Brendan Rodgers: One game you’re walking on water, the next you’re the devil

Leicester boss Brendan Rodgers says that football management can leave you walking on water one day and being the devil the next.

Rodgers looks to have come through a sticky patch at the Foxes, who are repairing a dismal start to the season which saw them pick up one point from their opening seven Premier League games.

There were calls for his head at one point, but the Leicester owners stood firm and appear to have been rewarded after a three-game winning streak.

That could increase to four in five if they can finish the season with a win over West Ham, whose manager David Moyes is under pressure.

Last season, the Hammers reached the Europa League semi-finals and were seven minutes away from finishing in the top six of the Premier League until late goals on the final day dropped them to seventh.

But that has not stopped Hammers fans from wanting the Scot sacked, with Rodgers saying people suggest change too easily.

“The nature of the game now, I think there is a real witch hunt for managers to lose their job,” Rodgers said.

“I don’t see that changing too much. It takes the strength of the board to trust a manager.

“It feels like as a manager you can’t have any downturn of results otherwise the cry is to change. Football management is about peaks and troughs and it can take time to get going again. It takes a lot of strength from owners to support you and you have to focus on your own work.

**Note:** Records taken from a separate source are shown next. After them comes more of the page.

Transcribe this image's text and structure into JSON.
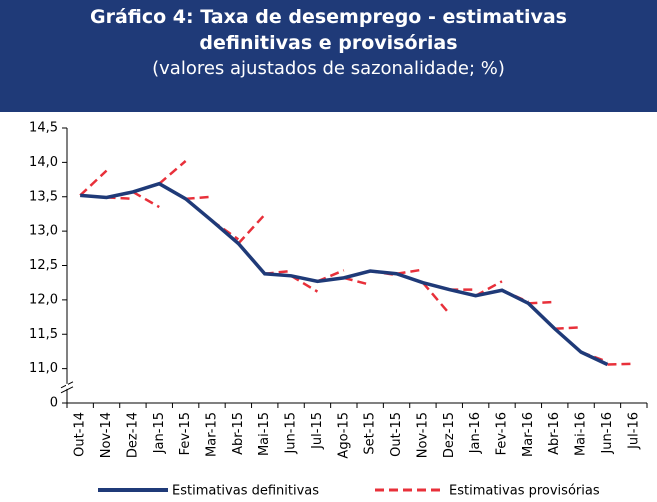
{
  "chart_data": {
    "type": "line",
    "title": "Gráfico 4: Taxa de desemprego - estimativas definitivas e provisórias",
    "subtitle": "(valores ajustados de sazonalidade; %)",
    "categories": [
      "Out-14",
      "Nov-14",
      "Dez-14",
      "Jan-15",
      "Fev-15",
      "Mar-15",
      "Abr-15",
      "Mai-15",
      "Jun-15",
      "Jul-15",
      "Ago-15",
      "Set-15",
      "Out-15",
      "Nov-15",
      "Dez-15",
      "Jan-16",
      "Fev-16",
      "Mar-16",
      "Abr-16",
      "Mai-16",
      "Jun-16",
      "Jul-16"
    ],
    "series": [
      {
        "name": "Estimativas definitivas",
        "color": "#1f3a78",
        "values": [
          13.52,
          13.49,
          13.57,
          13.69,
          13.47,
          13.15,
          12.82,
          12.38,
          12.35,
          12.27,
          12.32,
          12.42,
          12.38,
          12.25,
          12.15,
          12.06,
          12.14,
          11.95,
          11.58,
          11.24,
          11.06,
          null
        ]
      },
      {
        "name": "Estimativas provisórias",
        "color": "#e8303a",
        "values": [
          null,
          13.88,
          13.47,
          13.35,
          14.02,
          13.5,
          12.88,
          13.24,
          12.42,
          12.12,
          12.43,
          12.22,
          12.36,
          12.44,
          11.8,
          12.15,
          12.27,
          11.97,
          11.97,
          11.6,
          11.1,
          11.07
        ]
      }
    ],
    "ylim": [
      0,
      14.5
    ],
    "axis_break": [
      0,
      11.0
    ],
    "yticks": [
      {
        "value": 0,
        "label": "0"
      },
      {
        "value": 11.0,
        "label": "11,0"
      },
      {
        "value": 11.5,
        "label": "11,5"
      },
      {
        "value": 12.0,
        "label": "12,0"
      },
      {
        "value": 12.5,
        "label": "12,5"
      },
      {
        "value": 13.0,
        "label": "13,0"
      },
      {
        "value": 13.5,
        "label": "13,5"
      },
      {
        "value": 14.0,
        "label": "14,0"
      },
      {
        "value": 14.5,
        "label": "14,5"
      }
    ],
    "grid": false
  }
}
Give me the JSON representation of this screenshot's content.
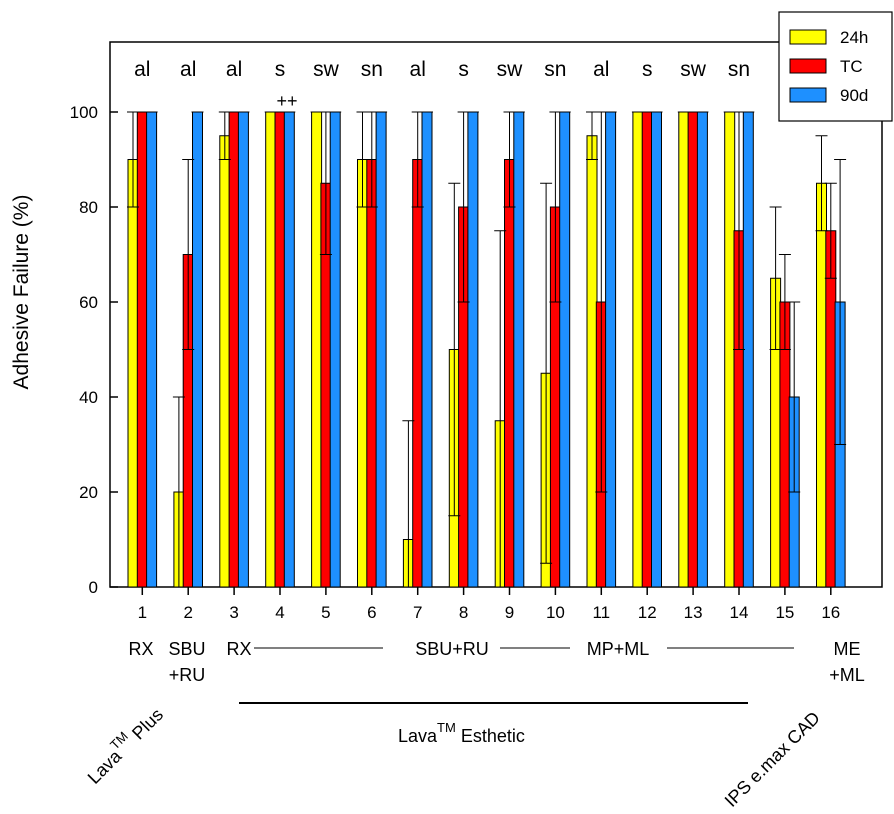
{
  "chart_data": {
    "type": "bar",
    "ylabel": "Adhesive Failure (%)",
    "xlabel": "",
    "ylim": [
      0,
      110
    ],
    "y_ticks": [
      0,
      20,
      40,
      60,
      80,
      100
    ],
    "grid": false,
    "legend_position": "top-right",
    "categories": [
      "1",
      "2",
      "3",
      "4",
      "5",
      "6",
      "7",
      "8",
      "9",
      "10",
      "11",
      "12",
      "13",
      "14",
      "15",
      "16"
    ],
    "top_labels": [
      "al",
      "al",
      "al",
      "s",
      "sw",
      "sn",
      "al",
      "s",
      "sw",
      "sn",
      "al",
      "s",
      "sw",
      "sn",
      "",
      ""
    ],
    "annotation_marker": "++",
    "annotation_category": "4",
    "series": [
      {
        "name": "24h",
        "color": "#ffff00",
        "values": [
          90,
          20,
          95,
          100,
          100,
          90,
          10,
          50,
          35,
          45,
          95,
          100,
          100,
          100,
          65,
          85
        ],
        "err_up": [
          100,
          40,
          100,
          100,
          100,
          100,
          35,
          85,
          75,
          85,
          100,
          100,
          100,
          100,
          80,
          95
        ],
        "err_down": [
          80,
          0,
          90,
          100,
          100,
          80,
          0,
          15,
          0,
          5,
          90,
          100,
          100,
          100,
          50,
          75
        ]
      },
      {
        "name": "TC",
        "color": "#ff0000",
        "values": [
          100,
          70,
          100,
          100,
          85,
          90,
          90,
          80,
          90,
          80,
          60,
          100,
          100,
          75,
          60,
          75
        ],
        "err_up": [
          100,
          90,
          100,
          100,
          100,
          100,
          100,
          100,
          100,
          100,
          100,
          100,
          100,
          100,
          70,
          85
        ],
        "err_down": [
          100,
          50,
          100,
          100,
          70,
          80,
          80,
          60,
          80,
          60,
          20,
          100,
          100,
          50,
          50,
          65
        ]
      },
      {
        "name": "90d",
        "color": "#1e90ff",
        "values": [
          100,
          100,
          100,
          100,
          100,
          100,
          100,
          100,
          100,
          100,
          100,
          100,
          100,
          100,
          40,
          60
        ],
        "err_up": [
          100,
          100,
          100,
          100,
          100,
          100,
          100,
          100,
          100,
          100,
          100,
          100,
          100,
          100,
          60,
          90
        ],
        "err_down": [
          100,
          100,
          100,
          100,
          100,
          100,
          100,
          100,
          100,
          100,
          100,
          100,
          100,
          100,
          20,
          30
        ]
      }
    ],
    "treatment_labels": {
      "rx_1": "RX",
      "sbu_ru_2_line1": "SBU",
      "sbu_ru_2_line2": "+RU",
      "rx_3": "RX",
      "sbu_ru_7": "SBU+RU",
      "mp_ml_11": "MP+ML",
      "me_ml_16_line1": "ME",
      "me_ml_16_line2": "+ML"
    },
    "material_labels": {
      "lava_plus_main": "Lava",
      "lava_plus_sup": "TM",
      "lava_plus_suffix": "Plus",
      "lava_esthetic_main": "Lava",
      "lava_esthetic_sup": "TM",
      "lava_esthetic_suffix": "Esthetic",
      "ips": "IPS e.max CAD"
    }
  }
}
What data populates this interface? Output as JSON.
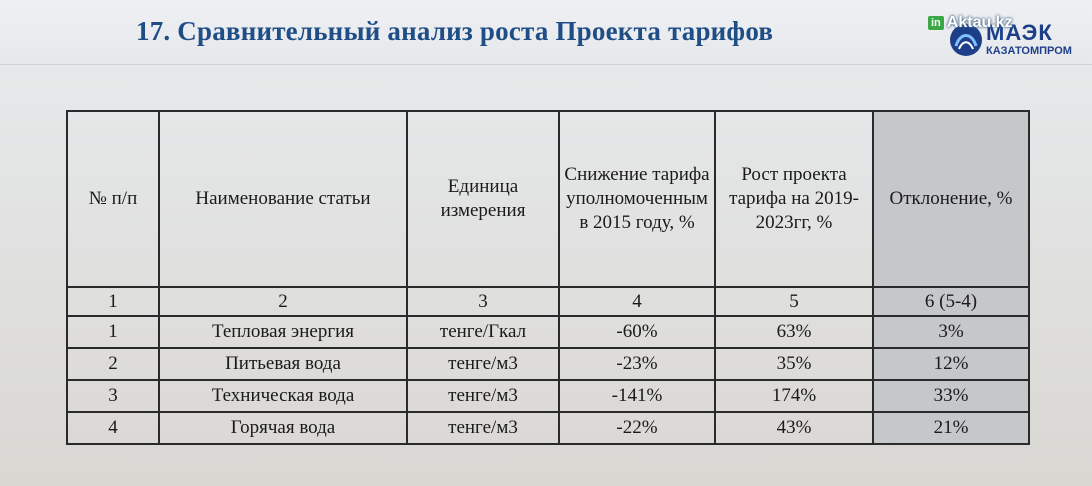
{
  "slide": {
    "title": "17. Сравнительный анализ роста Проекта тарифов"
  },
  "watermark": {
    "badge": "in",
    "site": "Aktau.kz"
  },
  "logo": {
    "name": "МАЭК",
    "subtitle": "КАЗАТОМПРОМ",
    "colors": {
      "primary": "#1d3f8a",
      "accent": "#2f7fc9"
    }
  },
  "table": {
    "headers": [
      "№ п/п",
      "Наименование статьи",
      "Единица измерения",
      "Снижение тарифа уполномоченным в 2015 году, %",
      "Рост проекта тарифа на 2019-2023гг, %",
      "Отклонение, %"
    ],
    "column_numbers": [
      "1",
      "2",
      "3",
      "4",
      "5",
      "6 (5-4)"
    ],
    "rows": [
      {
        "num": "1",
        "name": "Тепловая энергия",
        "unit": "тенге/Гкал",
        "reduction": "-60%",
        "growth": "63%",
        "deviation": "3%"
      },
      {
        "num": "2",
        "name": "Питьевая вода",
        "unit": "тенге/м3",
        "reduction": "-23%",
        "growth": "35%",
        "deviation": "12%"
      },
      {
        "num": "3",
        "name": "Техническая вода",
        "unit": "тенге/м3",
        "reduction": "-141%",
        "growth": "174%",
        "deviation": "33%"
      },
      {
        "num": "4",
        "name": "Горячая вода",
        "unit": "тенге/м3",
        "reduction": "-22%",
        "growth": "43%",
        "deviation": "21%"
      }
    ]
  }
}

“You can walk on water one game and do nothing wrong and the next game you lose you’re the devil.

“I have always tried to approach it that you’re always going to have critics. You’re always going to have different types of supporters.

“You get the supporters who will always support you because you’re the manager of their club. They will respect you, you’re the custodian of their club. The second group is, ‘Let’s see how he does and we will take it from there.

“The third is the critics. So when you win a game 4-0 you should have won by five or six.

“So as a manager when you have the experience you understand that with that group you’ll never ever change their mind. No matter what you do. Sir Alex Ferguson, the greatest manager, would have had people in that third group.

“It’s the people in the first two groups you want to influence and you learn that through experience.”